Высказать критическое суждение о романе – значит оценить в нём внутреннюю связность и особенности развития интриги, её сбалансированность, сюжетные ожидания и неожиданности, которые автор подстраивает нетерпеливому читателю. Что касается сюжета, то он должен быть необыкновенным или захватывающим. Всё это есть в книге «Затвори за собой поднебесье». Писатель убедил читателя, что рассказанные приключения действительно случились с реальными людьми и что он, романист, ограничивается простым изложением, пересказом событий, свидетелем которых он оказался. Между автором и читателем возникает молчаливое соглашение: автор делает вид, будто верит в то, о чём рассказывает, читатель же как бы забывает, что рассказ этот выдуман, притворяется, что имеет дело с подлинным документом, с чьей-то биографией, с реально пережитой кем-то истории. Хаим Калин хорошо рассказывает. Повествование у него разворачивается плавно, как бы само по себе, под напором неодолимого порыва, раз и навсегда увлекающего читателя. Роман не только увлекает, но и внушает доверие. Создаётся впечатление, будто автор знает больше того, что он сообщает. Романическая субстанция кажется читателю неисчерпаемой, способной к беспредельному развитию. Сила Хаима Калина состоит в том, что он создаёт нечто новое, создаёт свободно, без всякого образца. Писатель соблюдает линейность интриги, ровную траекторию эмоционального развития, внутренне связанного.
В романе «Затвори за собой поднебесье» поставлены проблемы, которые затрагивают современную жизнь. Это т.н. «открытые» проблемы, неразрешимые на данном этапе, но приобретающие тем самым ещё более тревожащее, животрепещущее, притягательное значение некой тайны. В книге Хаима Калина одна дверь остаётся открытой и люди могут через неё войти и отправиться сводить свои счёты с жизнью. Литература в отличие от логики никому не предлагает готовых решений. Писатель не может подарить людям прекрасное утро, но может поднять их пораньше, пробудить людей и проблемы. Автор затрагивает в самых глубинах души человека то, что подспудно толкает его к действию: ведь в тайниках души человека могут прятаться мысли, забегающие вперёд. Надо помочь людям жить сейчас, сегодня, на этой земле, сгибаясь под тяжестью зла, но не смиряясь с ним.
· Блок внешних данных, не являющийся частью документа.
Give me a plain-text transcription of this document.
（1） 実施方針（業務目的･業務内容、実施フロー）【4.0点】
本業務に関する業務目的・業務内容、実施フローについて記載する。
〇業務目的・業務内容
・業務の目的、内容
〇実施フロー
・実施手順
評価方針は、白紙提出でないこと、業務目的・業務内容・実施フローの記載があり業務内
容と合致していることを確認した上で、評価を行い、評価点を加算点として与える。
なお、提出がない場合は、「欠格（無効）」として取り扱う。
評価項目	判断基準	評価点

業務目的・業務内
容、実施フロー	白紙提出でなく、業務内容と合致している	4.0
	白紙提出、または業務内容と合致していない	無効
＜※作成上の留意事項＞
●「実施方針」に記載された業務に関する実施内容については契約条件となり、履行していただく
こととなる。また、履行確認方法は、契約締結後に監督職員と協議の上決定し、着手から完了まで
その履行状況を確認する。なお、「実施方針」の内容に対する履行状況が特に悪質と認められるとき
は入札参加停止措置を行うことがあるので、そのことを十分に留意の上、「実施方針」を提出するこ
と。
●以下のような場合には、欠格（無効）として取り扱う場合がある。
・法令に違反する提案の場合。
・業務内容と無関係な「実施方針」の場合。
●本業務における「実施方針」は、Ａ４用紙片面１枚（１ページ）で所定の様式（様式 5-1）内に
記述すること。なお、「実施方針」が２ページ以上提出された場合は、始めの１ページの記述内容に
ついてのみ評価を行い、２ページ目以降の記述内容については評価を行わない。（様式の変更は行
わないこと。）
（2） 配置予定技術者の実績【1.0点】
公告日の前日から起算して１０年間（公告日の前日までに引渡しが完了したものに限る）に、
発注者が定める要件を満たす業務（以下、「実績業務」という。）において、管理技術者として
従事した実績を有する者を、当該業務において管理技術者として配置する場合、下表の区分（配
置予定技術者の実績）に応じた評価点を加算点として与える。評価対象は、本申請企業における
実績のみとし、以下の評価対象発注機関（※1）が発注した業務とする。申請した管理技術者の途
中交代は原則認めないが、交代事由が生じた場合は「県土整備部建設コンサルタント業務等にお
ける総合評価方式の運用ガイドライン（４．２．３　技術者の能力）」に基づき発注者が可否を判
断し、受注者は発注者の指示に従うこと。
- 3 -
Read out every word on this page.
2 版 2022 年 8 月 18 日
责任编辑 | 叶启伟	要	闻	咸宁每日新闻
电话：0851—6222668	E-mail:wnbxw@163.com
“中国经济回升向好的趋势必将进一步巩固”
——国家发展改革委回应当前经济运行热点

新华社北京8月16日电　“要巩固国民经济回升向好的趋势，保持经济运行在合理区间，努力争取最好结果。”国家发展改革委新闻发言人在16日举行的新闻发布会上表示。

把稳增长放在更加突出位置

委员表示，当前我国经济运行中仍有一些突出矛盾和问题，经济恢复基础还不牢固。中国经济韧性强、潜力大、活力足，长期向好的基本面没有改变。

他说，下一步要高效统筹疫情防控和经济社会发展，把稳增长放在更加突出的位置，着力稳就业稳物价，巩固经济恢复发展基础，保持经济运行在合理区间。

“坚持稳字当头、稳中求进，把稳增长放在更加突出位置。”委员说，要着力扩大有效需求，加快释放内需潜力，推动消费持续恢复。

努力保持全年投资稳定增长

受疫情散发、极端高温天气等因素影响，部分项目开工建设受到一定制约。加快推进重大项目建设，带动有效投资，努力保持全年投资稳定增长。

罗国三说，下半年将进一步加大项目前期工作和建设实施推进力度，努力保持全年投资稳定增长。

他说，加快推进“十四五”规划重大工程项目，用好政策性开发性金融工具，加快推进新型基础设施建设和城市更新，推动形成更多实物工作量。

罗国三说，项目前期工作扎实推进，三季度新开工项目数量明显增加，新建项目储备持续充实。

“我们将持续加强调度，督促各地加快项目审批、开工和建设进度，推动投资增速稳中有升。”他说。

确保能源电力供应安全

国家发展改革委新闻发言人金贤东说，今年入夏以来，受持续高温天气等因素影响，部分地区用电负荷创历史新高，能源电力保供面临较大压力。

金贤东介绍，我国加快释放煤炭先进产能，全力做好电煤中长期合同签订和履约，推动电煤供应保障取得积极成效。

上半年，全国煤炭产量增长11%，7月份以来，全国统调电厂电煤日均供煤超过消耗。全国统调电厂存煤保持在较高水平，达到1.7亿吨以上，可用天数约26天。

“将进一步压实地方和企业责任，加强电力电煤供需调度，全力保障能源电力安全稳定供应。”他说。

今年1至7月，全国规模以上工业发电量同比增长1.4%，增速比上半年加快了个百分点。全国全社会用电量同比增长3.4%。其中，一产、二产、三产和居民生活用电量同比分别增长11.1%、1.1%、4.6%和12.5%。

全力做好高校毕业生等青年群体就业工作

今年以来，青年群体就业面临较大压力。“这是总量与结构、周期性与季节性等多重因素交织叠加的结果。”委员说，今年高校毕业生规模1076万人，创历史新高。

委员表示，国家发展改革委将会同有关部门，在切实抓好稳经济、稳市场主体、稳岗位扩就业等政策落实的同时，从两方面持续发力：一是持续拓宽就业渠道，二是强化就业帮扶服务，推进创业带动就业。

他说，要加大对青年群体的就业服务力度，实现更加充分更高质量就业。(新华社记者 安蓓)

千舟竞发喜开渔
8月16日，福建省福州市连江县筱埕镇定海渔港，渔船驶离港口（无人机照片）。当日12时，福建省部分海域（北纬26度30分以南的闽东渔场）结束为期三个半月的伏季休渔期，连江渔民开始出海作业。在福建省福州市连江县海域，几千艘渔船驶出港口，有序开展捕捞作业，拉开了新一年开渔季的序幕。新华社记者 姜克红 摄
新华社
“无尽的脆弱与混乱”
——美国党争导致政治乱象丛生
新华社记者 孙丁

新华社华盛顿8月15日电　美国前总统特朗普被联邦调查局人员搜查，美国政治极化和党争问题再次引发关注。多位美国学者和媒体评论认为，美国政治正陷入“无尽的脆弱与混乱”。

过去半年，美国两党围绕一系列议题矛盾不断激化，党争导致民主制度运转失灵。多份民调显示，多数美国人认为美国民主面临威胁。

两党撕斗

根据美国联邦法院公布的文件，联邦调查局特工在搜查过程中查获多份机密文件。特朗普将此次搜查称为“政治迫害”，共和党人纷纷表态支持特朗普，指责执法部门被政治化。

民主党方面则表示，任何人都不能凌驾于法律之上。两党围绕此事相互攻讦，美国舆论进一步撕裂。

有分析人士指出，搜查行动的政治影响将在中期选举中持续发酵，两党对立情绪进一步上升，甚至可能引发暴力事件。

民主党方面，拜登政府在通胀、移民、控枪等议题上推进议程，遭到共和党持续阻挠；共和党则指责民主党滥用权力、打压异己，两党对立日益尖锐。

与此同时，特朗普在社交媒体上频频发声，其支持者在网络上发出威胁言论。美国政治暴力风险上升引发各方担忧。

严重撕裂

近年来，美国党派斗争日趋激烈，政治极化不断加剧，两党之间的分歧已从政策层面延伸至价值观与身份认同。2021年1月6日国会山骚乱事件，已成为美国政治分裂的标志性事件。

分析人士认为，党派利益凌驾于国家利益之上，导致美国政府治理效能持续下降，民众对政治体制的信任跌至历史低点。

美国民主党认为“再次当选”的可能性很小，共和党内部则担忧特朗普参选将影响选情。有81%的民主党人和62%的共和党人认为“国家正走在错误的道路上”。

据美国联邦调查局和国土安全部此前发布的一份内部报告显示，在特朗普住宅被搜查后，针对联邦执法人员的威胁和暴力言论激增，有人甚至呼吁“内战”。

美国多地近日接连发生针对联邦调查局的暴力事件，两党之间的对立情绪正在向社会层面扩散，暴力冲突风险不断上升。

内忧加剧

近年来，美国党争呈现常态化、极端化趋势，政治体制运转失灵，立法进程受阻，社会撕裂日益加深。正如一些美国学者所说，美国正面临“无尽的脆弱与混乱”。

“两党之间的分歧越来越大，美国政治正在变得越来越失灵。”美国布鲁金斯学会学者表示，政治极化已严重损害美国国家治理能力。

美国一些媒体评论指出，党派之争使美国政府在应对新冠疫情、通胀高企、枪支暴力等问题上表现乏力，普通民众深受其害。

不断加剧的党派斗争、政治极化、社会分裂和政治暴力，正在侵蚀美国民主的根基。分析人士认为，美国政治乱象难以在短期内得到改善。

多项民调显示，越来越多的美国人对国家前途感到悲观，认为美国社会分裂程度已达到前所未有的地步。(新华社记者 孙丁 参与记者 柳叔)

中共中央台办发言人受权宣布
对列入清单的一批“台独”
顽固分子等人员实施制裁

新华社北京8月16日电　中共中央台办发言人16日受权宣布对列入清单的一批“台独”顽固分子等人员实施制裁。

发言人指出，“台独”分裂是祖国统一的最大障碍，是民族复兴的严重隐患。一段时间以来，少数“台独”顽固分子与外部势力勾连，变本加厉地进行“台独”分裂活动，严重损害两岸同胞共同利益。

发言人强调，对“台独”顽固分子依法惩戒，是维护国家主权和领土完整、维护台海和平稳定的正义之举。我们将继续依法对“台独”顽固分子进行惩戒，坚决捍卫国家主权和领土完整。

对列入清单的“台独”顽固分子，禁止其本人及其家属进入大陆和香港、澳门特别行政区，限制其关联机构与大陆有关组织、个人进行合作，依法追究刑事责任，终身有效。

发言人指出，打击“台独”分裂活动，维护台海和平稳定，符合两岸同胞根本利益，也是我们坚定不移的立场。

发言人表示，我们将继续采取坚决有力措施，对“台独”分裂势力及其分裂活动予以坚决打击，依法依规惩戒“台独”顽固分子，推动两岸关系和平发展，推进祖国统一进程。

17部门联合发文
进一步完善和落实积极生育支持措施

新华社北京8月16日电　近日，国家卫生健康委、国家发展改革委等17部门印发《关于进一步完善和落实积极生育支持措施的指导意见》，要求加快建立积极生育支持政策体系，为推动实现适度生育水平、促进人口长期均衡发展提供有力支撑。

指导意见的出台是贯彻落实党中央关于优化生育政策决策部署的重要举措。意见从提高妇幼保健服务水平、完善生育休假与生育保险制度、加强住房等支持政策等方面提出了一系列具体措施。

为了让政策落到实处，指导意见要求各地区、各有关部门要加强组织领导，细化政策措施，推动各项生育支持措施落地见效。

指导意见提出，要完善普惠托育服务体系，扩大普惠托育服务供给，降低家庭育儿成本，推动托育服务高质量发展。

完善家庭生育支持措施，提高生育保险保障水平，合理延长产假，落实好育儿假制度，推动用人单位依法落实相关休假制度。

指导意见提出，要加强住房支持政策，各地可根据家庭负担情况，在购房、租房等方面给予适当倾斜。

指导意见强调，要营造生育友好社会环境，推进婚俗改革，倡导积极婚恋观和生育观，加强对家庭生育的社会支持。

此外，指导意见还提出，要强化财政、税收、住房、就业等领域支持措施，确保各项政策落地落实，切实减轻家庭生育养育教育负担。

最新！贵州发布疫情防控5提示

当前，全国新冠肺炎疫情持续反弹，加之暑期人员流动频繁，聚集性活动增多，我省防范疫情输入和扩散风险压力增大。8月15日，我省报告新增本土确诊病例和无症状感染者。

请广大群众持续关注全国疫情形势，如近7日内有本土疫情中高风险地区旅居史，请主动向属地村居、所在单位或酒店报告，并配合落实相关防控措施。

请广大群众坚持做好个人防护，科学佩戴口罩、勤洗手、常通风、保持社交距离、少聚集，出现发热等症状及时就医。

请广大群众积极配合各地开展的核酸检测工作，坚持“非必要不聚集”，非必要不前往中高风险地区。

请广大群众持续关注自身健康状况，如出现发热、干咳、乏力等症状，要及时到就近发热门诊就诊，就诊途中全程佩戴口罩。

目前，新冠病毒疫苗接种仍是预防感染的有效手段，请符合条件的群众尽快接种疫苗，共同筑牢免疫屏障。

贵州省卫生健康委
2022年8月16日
…Для ещё неискушенного читателя роман Хаима Калина трудное чтиво. То и дело встречаешься с сонмом удивительных определений: «Просочиться через миграционное сито США», «Падкий на подиумных девушек», «Толстосумы Лос-Анджелеса», «Оказаться на перроне страстей», «Исчерпавший себя сценарий ночи», «Застрявший между этажами самобичевания», «Мясорубка, именуемая «русским бизнесом», «Пролитый на души коктейль житейских перипетий и алкоголя», «Процесс засобирался обратно – в сторону интеграции материи», «Корявыми зигзагами руки заторопились к пассии, но в них пульсировал скорее синдром абстиненции (воздержание от употребления спиртных напитков, табака – Ред.) нежели плотское, не говоря даже о нежности чувств», «Раздумья о новой конфигурации людского ресурса», «С поволокой отсутствия глядел промеж приглашённых»…
Не бойтесь уродств в литературе, читатель. Быть некрасивым – это искусство, и не такое доступное, как может показаться. Это ироническое уродство. Ирония есть творческая разновидность застенчивости перед лицом наших чувств. Это способ освободиться от слишком тесного поверхностного контакта с изображаемой средой. Впрочем, не существует красивой глины. Глина – это грязь. Она грязна. Так и слова.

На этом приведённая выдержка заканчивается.